Yes. It’s not I who say it, but the Lord Jesus who says it’s foolish. He says that such a way of life is sad. …Because you do not know God’s love, you do not know true joy or true peace. And Jesus, out of our foolishness, sadness, and misery, offered himself on the cross so that we humans could once again live in the loving care of God.
We are now gathered in the Divine Liturgy. Soon the Church will return on the wings of the Holy Spirit to that one and only place where the Lord offered himself on the cross. This is the Entrance, which commemorates Christ’s offering on the cross.

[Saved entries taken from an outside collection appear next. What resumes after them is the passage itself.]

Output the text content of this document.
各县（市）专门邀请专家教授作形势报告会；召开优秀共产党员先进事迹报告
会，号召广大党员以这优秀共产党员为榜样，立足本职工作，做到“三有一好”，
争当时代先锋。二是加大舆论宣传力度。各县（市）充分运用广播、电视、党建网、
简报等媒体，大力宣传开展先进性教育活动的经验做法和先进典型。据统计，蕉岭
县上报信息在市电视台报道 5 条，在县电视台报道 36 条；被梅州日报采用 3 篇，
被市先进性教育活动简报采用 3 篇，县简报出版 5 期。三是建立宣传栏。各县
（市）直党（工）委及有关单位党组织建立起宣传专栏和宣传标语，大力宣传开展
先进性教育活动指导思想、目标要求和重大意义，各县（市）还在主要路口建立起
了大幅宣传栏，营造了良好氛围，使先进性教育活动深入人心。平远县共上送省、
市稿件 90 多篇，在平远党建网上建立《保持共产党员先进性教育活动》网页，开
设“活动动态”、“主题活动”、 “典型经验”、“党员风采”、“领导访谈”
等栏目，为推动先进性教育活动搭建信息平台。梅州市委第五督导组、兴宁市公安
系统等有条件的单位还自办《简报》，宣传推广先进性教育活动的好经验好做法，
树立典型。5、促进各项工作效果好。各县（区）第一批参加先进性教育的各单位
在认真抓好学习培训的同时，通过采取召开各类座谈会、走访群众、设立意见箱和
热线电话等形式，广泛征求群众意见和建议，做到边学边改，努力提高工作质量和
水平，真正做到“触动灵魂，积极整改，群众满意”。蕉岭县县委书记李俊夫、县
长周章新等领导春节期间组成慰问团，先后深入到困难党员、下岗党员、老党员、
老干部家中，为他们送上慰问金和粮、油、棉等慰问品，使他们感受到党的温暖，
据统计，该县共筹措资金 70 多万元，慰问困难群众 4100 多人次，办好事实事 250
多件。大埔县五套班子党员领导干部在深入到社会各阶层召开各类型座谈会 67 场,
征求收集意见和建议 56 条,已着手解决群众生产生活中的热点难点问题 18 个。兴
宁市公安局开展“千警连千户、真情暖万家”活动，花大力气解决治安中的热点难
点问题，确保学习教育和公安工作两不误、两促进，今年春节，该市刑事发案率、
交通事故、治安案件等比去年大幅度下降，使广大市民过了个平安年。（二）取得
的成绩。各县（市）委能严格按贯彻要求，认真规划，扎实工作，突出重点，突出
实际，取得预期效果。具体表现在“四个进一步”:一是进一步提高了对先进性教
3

As we watch over this offering, we sing, “Let us lay aside all earthly cares.” When we, the Church, cast aside all human cares and throw ourselves into God’s care, the light we receive, the warmth that surrounds us, and the taste of the Eucharist will help us realize our own foolishness, just like that of the “rich fool,” and we will begin anew, holding tightly in our hearts our trust in God the Most Holy Trinity.